The few pleasant highlights that stayed in our memory from that time was the curvy roads in Costa Rica, a cool ocean breeze on the coast of Nicaragua when we were learning to surf there, spectacular Ruinas de Copan archeological park in Honduras and the impressive preparation for the Easter celebration of Guatemalans in a lovely little town called Antigua. And then we reached the border of Mexico. After all the chaotic, noisy and hot border crossings in Central America, this one was calm and rather orderly. Except it took quite a lot of time due to the long process of handling paperwork and probably a slow customs officer. Then, five minutes after we finally got into the country, we were stopped at the road-block. Mexicans are notorious with those road-blocks and as far as we knew, sometimes things there can get nasty… Luckily these were just farmers, demanding their “taxes” – we had to pay 20 pesos (equivalent of about 1 Euro) per person to be let through. But in spite of this rather small inconvenience which seemed at first much more dangerous than it actually was because of our preconceived fears about Mexico, all the later experiences there were only the pleasant and heartwarming ones. Everywhere we went in Mexico, people we met were exceptionally friendly and as by this time we had acquired enough Spanish language skills to be able to have simple conversations on various topics, every person we got a chance to speak to, soon felt as if he or she was our old friend or a relative.
We took the route to see Tonina ruins soon after we got into the country and to our surprise, after having paid a small fortune to be able to enjoy Peru’s famous Machu Picchu just a couple of months ago, we were let in for free by the guard at the gates!
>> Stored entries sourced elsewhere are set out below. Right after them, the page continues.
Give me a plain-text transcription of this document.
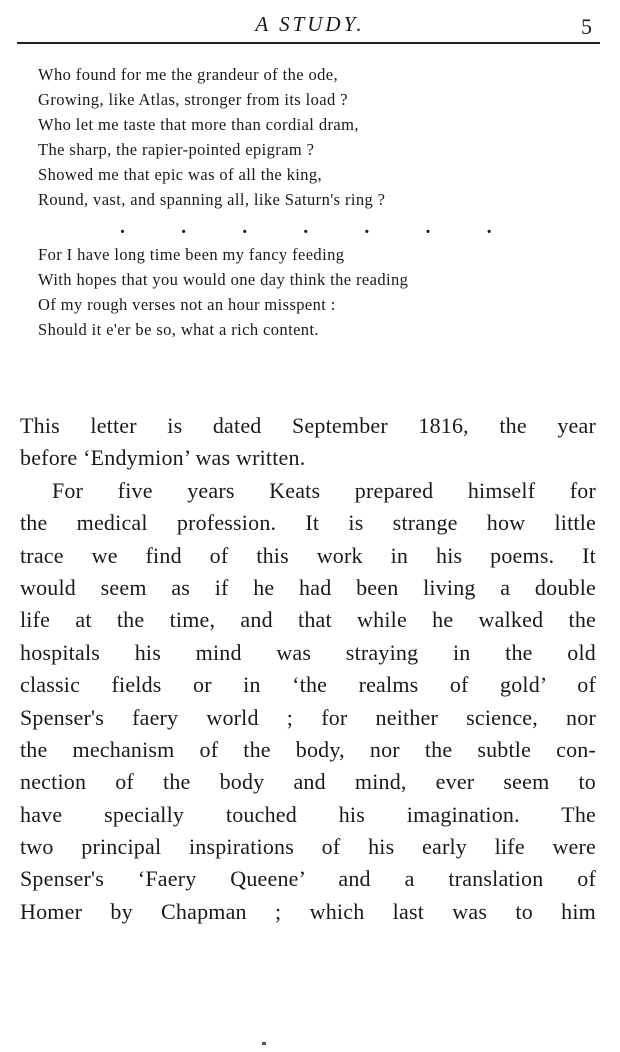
A STUDY.	5
Who found for me the grandeur of the ode,
Growing, like Atlas, stronger from its load ?
Who let me taste that more than cordial dram,
The sharp, the rapier-pointed epigram ?
Showed me that epic was of all the king,
Round, vast, and spanning all, like Saturn's ring ?
.	.	.	.	.	.	.
For I have long time been my fancy feeding
With hopes that you would one day think the reading
Of my rough verses not an hour misspent :
Should it e'er be so, what a rich content.
This letter is dated September 1816, the year
before ‘Endymion’ was written.
For five years Keats prepared himself for
the medical profession. It is strange how little
trace we find of this work in his poems. It
would seem as if he had been living a double
life at the time, and that while he walked the
hospitals his mind was straying in the old
classic fields or in ‘the realms of gold’ of
Spenser's faery world ; for neither science, nor
the mechanism of the body, nor the subtle con-
nection of the body and mind, ever seem to
have specially touched his imagination. The
two principal inspirations of his early life were
Spenser's ‘Faery Queene’ and a translation of
Homer by Chapman ; which last was to him
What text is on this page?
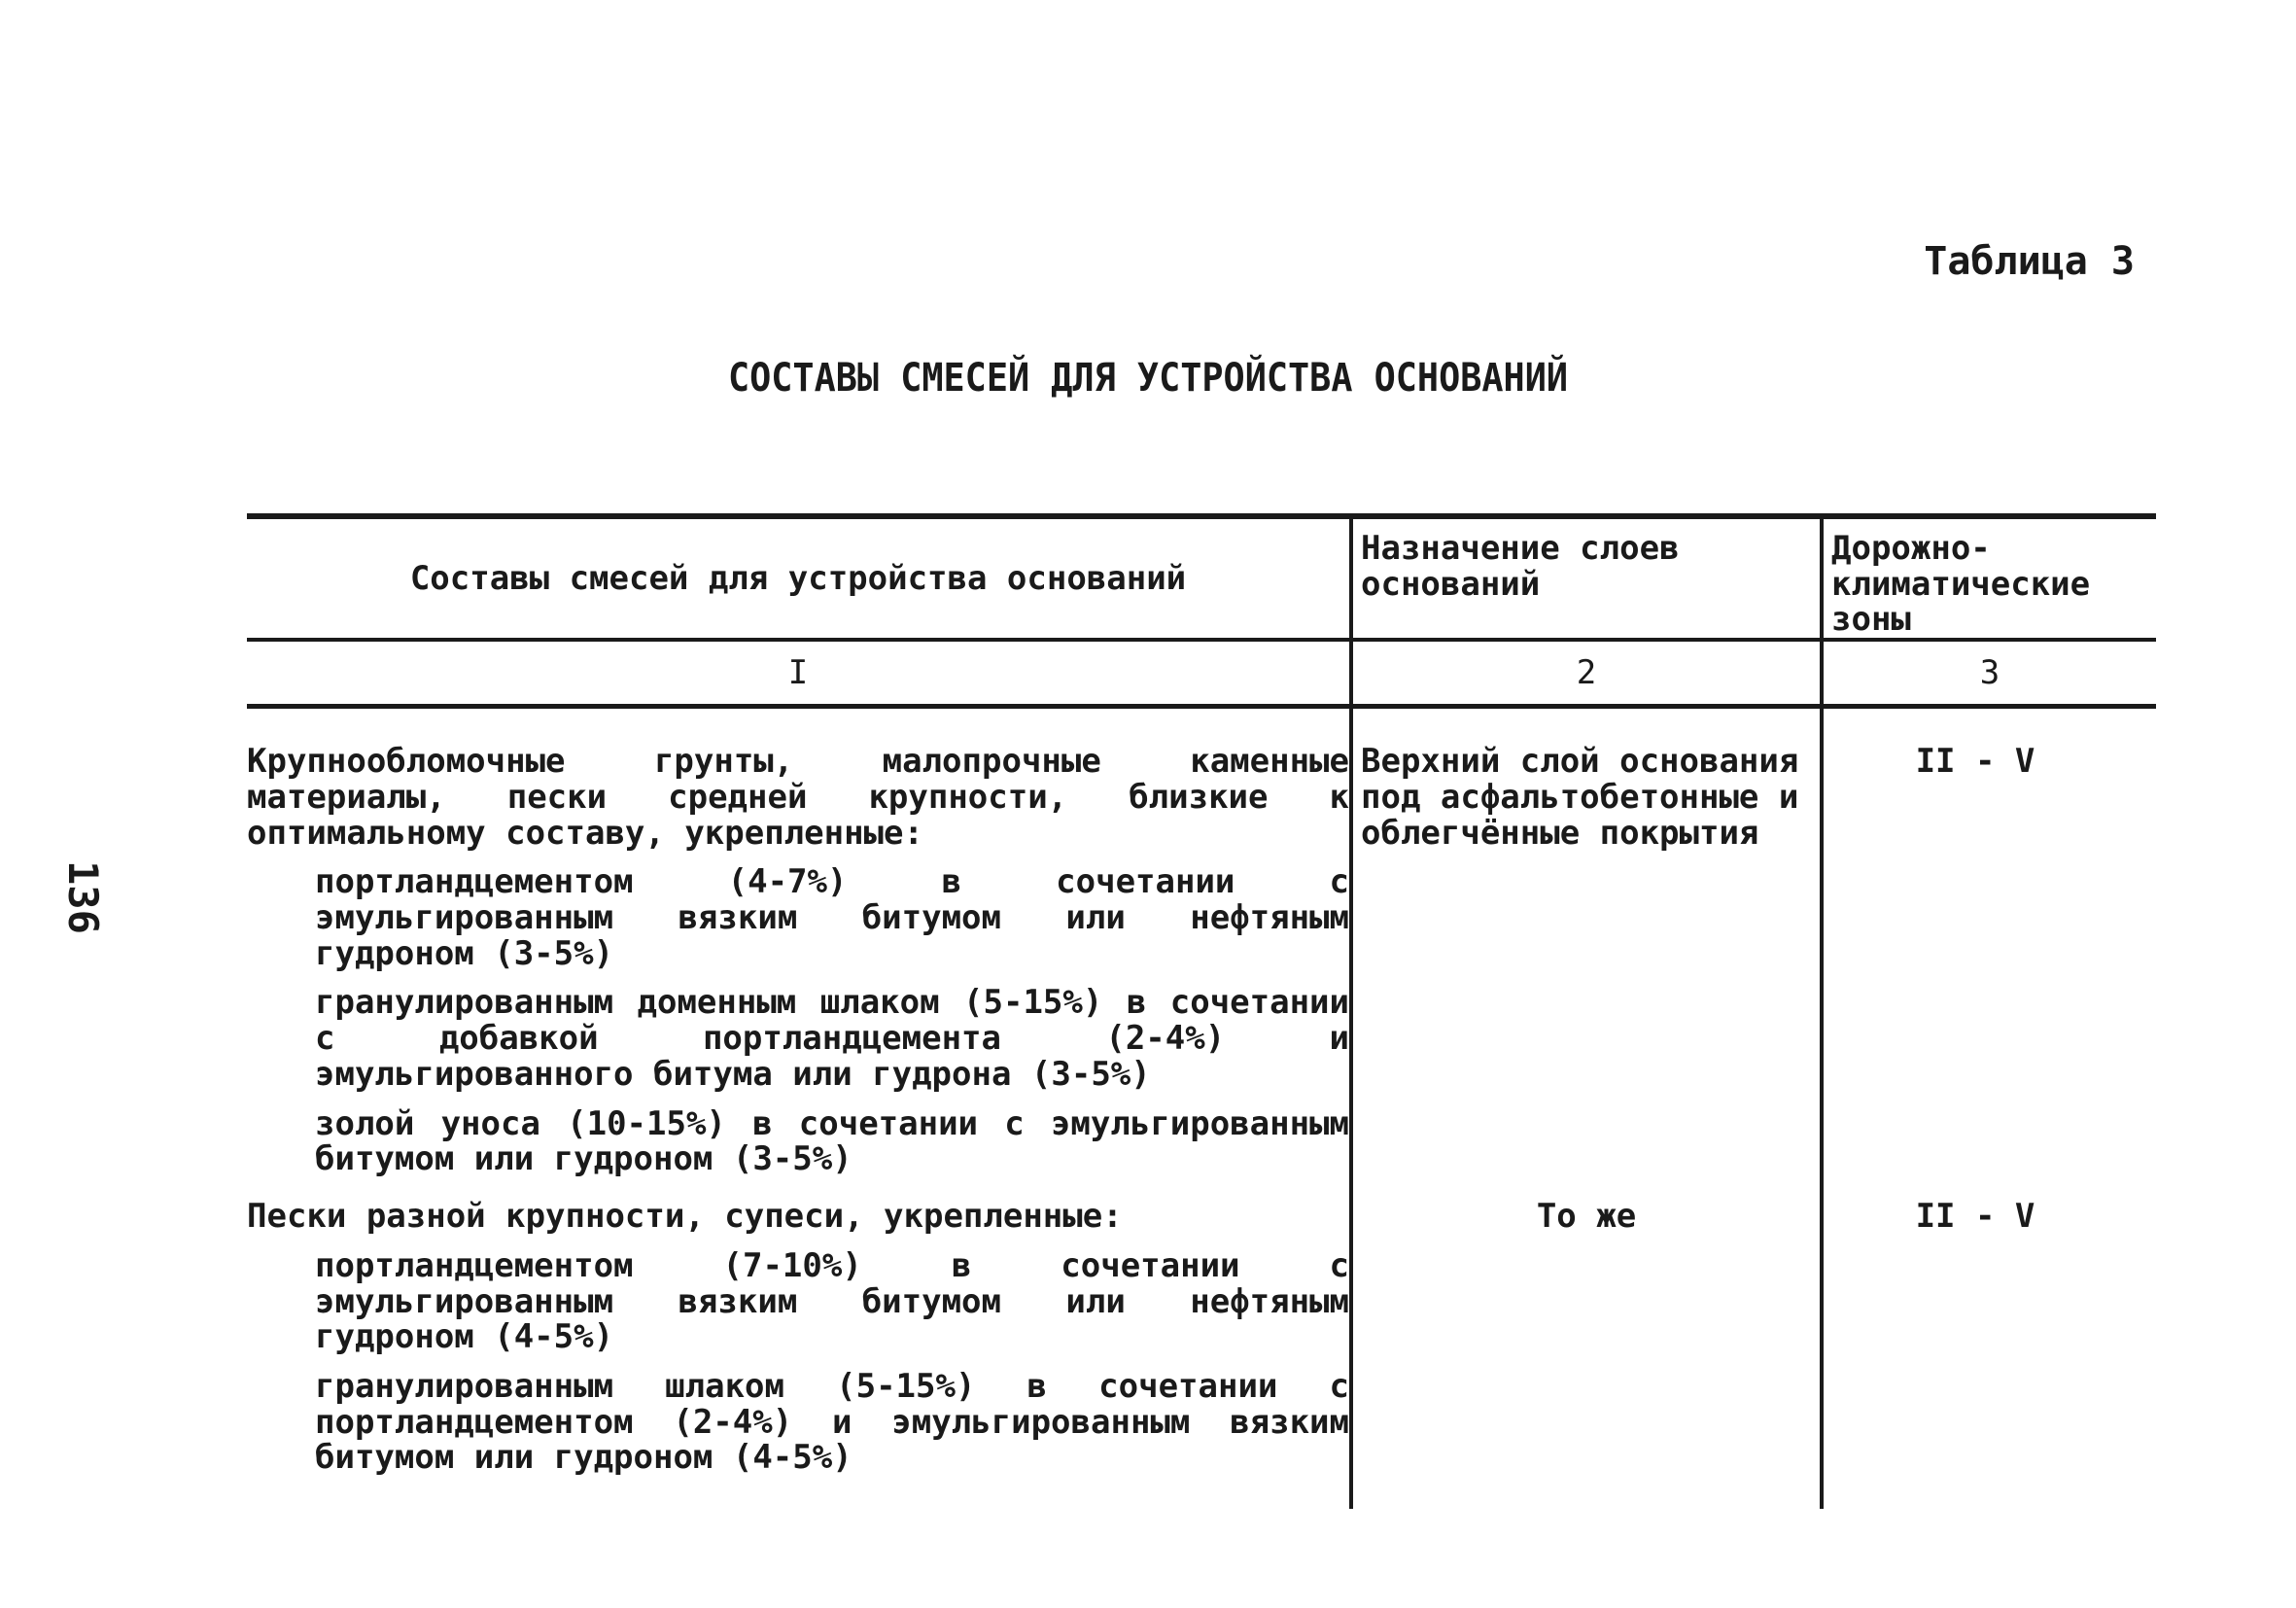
Таблица 3
СОСТАВЫ СМЕСЕЙ ДЛЯ УСТРОЙСТВА ОСНОВАНИЙ
136
Составы смесей для устройства оснований	Назначение слоев оснований	Дорожно-климатические зоны
I	2	3

Крупнообломочные грунты, малопрочные каменные материалы, пески средней крупности, близкие к оптимальному составу, укрепленные:
портландцементом (4-7%) в сочетании с эмульгированным вязким битумом или нефтяным гудроном (3-5%)
гранулированным доменным шлаком (5-15%) в сочетании с добавкой портландцемента (2-4%) и эмульгированного битума или гудрона (3-5%)
золой уноса (10-15%) в сочетании с эмульгированным битумом или гудроном (3-5%)	Верхний слой основания под асфальтобетонные и облегчённые покрытия	II - V

Пески разной крупности, супеси, укрепленные:
портландцементом (7-10%) в сочетании с эмульгированным вязким битумом или нефтяным гудроном (4-5%)
гранулированным шлаком (5-15%) в сочетании с портландцементом (2-4%) и эмульгированным вязким битумом или гудроном (4-5%)	То же	II - V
Another pleasant surprise was the possibility to enjoy the mystical atmosphere around the ruins almost all alone, without having to push around with the crowd as in most other touristy places. Another highlights of Mexico was the concrete garden of surrealist sculptures and ponds in the jungle near Xilitla created by the British artist Edward James – “Las Pozas” and the amazing region of Guanajuato with the city itself and the surrounding towns of Dolores Hidalgo and San Miguel de Allende.